Blendolous Review

Someone once suggested that you can gauge how well a game has been received by counting the number of imitators it has received, and — utilizing this rubric — it would seem that Threes! has certainly been doing rather well for itself. While many of these knockoffs have been mindlessly derivative, some of them — such as Caleb Hugo’s Circle of Fifths (our review) — have been uniquely innovative in their own right. While perhaps not as profoundly educational as Caleb’s in-depth look into music theory, YPR Software’s Blendolous (out now, free) still manages to be suitably unique and engaging.

screen480x480 (47)By now you most likely already know the gist of how a Threes! clone is meant to be played, but — just in case you somehow haven’t yet tried this rapidly growing genre — I’m going to recap the basics all the same.

When Blendolous begins you’ll find yourself staring at a 4×4 grid, where two of those squares are already filled with blocks (each of which will be one of the three primary colors: Blue, Red, or Yellow). Swiping in any of the four cardinal directions will force all tiles available to move in that direction to slide forward as far as possible (basically, all tiles in the relevant column/row will generally move so long as it isn’t 100% full). Whenever this causes two primary colors to collide — so long as they aren’t the exact same hue — they’ll combine into a secondary colored box (such as Purple, Green, or Orange), which is important since a new primary colored square is added after each turn.

Furthermore, you can combine any secondary colored square with the primary color not used in that specific secondary color’s creation (such as Yellow with Purple, Blue with Orange, or Red with Green). This will result in the creation of a Black square with the number one written on it, and all Black squares – regardless of their number – may also be freely combined at any given moment (with their displayed numbers being added up).  Finally — to help people more easily realize which squares are combinable — arrows will always be shown connecting whichever squares are validly mixable, and there’s even a Color Blind friendly mode to ensure that no one is ever left out.

First of all — if it wasn’t immediately obvious — I will say right off the bat that the ease of smashing Black squares together does make it far easier to tidy-up the playing field here than in games such as Circle of Fifths. While this certainly helps to make the game more immediately accessible than Circle of Fifths was up front, I wouldn’t exactly say that playing Blendolous is an easy-mode experience to simply be written off. Although it might be readily apparent what you may attempt with the various squares littering your board, it’s another matter entirely to deal with a lethal overabundance of Orange tiles.

screen480x480 (48)Although Blendolous definitely contains a requisite endless mode — wherein your primary concern is preventing the playing field from filling up — the game also contains a challenge mode, where you’re tasked with creating a Black square with a specific value. While this might initially sound nearly identical to the endless mode, let me assure you that there’s a world of difference between pursuing what will let you survive and aggressively focusing yourself upon smashing all the Black squares together at any cost. Successfully finishing a challenge will immediately open up the next one, which will then task you with constructing a Black square ten points higher than the previous Blendolous challenge (and the challenge mode can continue on like this pretty much indefinitely).

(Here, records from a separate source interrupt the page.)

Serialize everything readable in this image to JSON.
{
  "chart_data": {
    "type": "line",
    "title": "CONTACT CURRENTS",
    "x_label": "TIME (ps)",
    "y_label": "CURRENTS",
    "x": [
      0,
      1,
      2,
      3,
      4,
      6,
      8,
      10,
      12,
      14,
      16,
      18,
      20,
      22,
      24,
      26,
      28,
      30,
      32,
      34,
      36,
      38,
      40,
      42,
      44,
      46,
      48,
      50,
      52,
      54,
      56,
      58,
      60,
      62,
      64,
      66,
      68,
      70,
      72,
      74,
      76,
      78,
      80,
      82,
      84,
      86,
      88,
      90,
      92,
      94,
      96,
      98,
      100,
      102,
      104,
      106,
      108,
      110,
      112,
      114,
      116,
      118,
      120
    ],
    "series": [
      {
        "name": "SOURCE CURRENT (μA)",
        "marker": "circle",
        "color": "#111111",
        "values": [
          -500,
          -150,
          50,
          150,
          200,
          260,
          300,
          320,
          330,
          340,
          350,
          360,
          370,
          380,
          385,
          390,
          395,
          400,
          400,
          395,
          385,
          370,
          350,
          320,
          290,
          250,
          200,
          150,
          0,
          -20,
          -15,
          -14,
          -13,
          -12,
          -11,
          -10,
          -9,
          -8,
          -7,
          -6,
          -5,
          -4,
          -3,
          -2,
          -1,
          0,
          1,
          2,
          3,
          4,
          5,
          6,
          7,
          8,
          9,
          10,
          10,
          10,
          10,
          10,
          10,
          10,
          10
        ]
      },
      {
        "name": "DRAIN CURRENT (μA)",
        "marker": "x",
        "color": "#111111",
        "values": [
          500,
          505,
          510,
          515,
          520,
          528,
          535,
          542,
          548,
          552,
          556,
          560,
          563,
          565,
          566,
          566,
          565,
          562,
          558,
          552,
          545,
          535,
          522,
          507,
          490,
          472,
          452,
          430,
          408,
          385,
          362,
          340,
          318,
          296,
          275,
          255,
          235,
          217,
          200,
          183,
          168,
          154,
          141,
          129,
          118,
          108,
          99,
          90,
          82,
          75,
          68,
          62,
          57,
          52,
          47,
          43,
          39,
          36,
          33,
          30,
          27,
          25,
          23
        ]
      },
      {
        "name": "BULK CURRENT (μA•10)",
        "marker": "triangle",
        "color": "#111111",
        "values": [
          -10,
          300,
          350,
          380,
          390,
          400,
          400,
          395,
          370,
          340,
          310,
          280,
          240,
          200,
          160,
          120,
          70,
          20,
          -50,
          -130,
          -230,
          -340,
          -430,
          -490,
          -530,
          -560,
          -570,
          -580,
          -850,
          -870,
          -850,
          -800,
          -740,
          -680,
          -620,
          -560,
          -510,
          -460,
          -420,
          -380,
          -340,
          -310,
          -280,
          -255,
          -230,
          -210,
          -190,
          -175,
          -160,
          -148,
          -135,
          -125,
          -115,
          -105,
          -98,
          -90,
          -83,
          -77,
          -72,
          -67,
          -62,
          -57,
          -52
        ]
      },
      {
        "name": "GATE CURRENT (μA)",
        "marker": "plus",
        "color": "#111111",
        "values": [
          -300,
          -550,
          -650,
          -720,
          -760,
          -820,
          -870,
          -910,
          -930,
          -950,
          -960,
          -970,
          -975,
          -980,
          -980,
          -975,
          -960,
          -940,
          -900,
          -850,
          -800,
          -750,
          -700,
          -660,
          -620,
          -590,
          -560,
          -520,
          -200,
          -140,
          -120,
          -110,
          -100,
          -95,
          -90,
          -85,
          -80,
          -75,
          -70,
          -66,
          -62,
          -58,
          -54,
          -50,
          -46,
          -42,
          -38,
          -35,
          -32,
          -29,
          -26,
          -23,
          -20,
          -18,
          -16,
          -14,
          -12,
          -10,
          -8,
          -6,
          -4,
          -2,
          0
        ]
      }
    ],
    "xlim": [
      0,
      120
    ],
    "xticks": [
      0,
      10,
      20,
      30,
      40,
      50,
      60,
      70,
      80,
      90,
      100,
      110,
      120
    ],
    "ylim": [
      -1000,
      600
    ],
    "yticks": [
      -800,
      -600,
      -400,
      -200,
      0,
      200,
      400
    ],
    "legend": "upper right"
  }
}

Finally — the same as Circle of Fifths before it — Blendolous is offered upfront for the super low-low price of absolutely free, with the only IAP available letting you disable the ads that pop-up ever now and then after a failed match. Should you have liked either Threes! — or any of the other games based upon it — then there’s an extremely good chance that you’ll enjoy Blendolous as well, which manages to stand up well on its own right. Here’s hoping that — as time marches forward — YPR Software will continue to bless us with additional excellent offerings on the iTunes Marketplace, seeing as how their stab at mimicking Threes! has been solidly unique.

iFanzine Verdict: Although Blendolous is indeed another clone of Threes!, the game’s focus upon primary color-mixing — despite seeming easy at first — actually manages to be a solidly challenging experience fully within its own right. Couple this with a free price tag — where the only IAP available is one that disables the occasional ad — and you have a unique app that’s worth checking out, especially for Threes! fans. That said, any whom found Threes! to be overly minimalistic — and didn’t like it as a result — probably won’t find much within Blendolous to change their mind about this particular genre either.